President Obama’s decision to appoint Leon Panetta as Secretary of Defense and David Petraeus as Director of the Central Intelligence shows the continuing transformation of the national security establishment to meet the growing challenge of asymmetric threats to our nation and our allies.
The September 11 attacks represented both a failure of intelligence and a failure of imagination. America’s military and intelligence services, formed during the early days of the Cold War to confront mirror-image agencies in the Soviet Union, did not adapt rapidly to the collapse of the Soviet Union and the more diffuse security challenges that emerged in its wake.
After September 11, and after initial failures in confronting insurgents and terrorists in Iraq, the military and the intelligence community began to devote more resources to understanding and defeating powerful non-state actors. The challenge was less in capturing or killing these enemies than in identifying and locating them; once we knew where they were, it was relatively easy to remove them from the battlefield.
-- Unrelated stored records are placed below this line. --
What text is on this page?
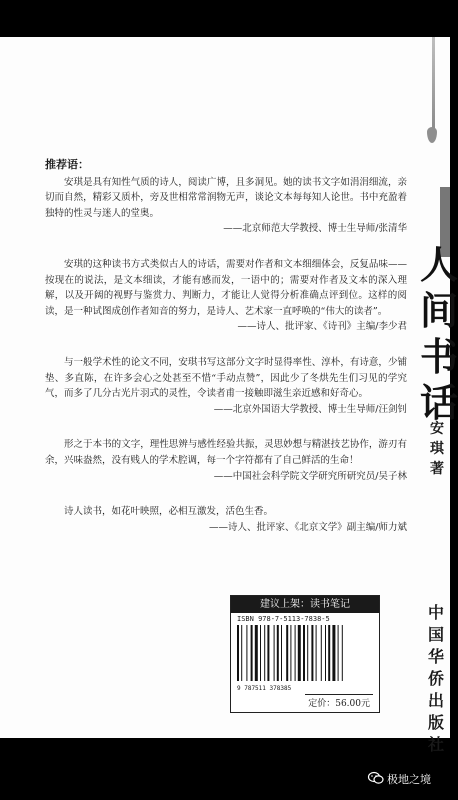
人间书话
安琪 著
中国华侨出版社
推荐语：
安琪是具有知性气质的诗人，阅读广博，且多洞见。她的读书文字如涓涓细流，亲切而自然，精彩又质朴，旁及世相常常润物无声，谈论文本每每知人论世。书中充盈着独特的性灵与迷人的堂奥。
——北京师范大学教授、博士生导师/张清华
安琪的这种读书方式类似古人的诗话，需要对作者和文本细细体会，反复品味——按现在的说法，是文本细读，才能有感而发，一语中的；需要对作者及文本的深入理解，以及开阔的视野与鉴赏力、判断力，才能让人觉得分析准确点评到位。这样的阅读，是一种试图成创作者知音的努力，是诗人、艺术家一直呼唤的“伟大的读者”。
——诗人、批评家、《诗刊》主编/李少君
与一般学术性的论文不同，安琪书写这部分文字时显得率性、淳朴，有诗意，少铺垫、多直陈，在许多会心之处甚至不惜“手动点赞”，因此少了冬烘先生们习见的学究气，而多了几分古光片羽式的灵性，令读者甫一接触即滋生亲近感和好奇心。
——北京外国语大学教授、博士生导师/汪剑钊
形之于本书的文字，理性思辨与感性经验共振，灵思妙想与精湛技艺协作，游刃有余，兴味盎然，没有贱人的学术腔调，每一个字符都有了自己鲜活的生命！
——中国社会科学院文学研究所研究员/吴子林
诗人读书，如花叶映照，必相互激发，活色生香。
——诗人、批评家、《北京文学》副主编/师力斌
建议上架：读书笔记
ISBN 978-7-5113-7838-5
9 787511 378385
定价：56.00元
极地之境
General Petraeus was one of the first to understand how to defeat this threat by skillfully employing human and technological intelligence means, retraining military units, and using diplomacy and development to reshape the war in Iraq in 2007 and 2008. He now brings this understanding of modern war to a Central Intelligence Agency that has been ably led by Leon Panetta, a veteran politician who successfully integrated military resources like drones into the agency’s tool kit.
Panetta will take over a Defense Department that, under the leadership of Secretary Robert Gates, has made significant progress in identifying and defeating insurgents and terrorists, our most pressing national security threat. Panetta will need to go even further with that approach to ensure that America’s armed forces are as capable against irregular threats as they are in confronting the regular armed forces of other states.
The two will make a formidable team as they conduct counterinsurgency and counterterrorism operations in Afghanistan, Pakistan, Yemen — and conceivably other fronts in the long war against irregular enemies.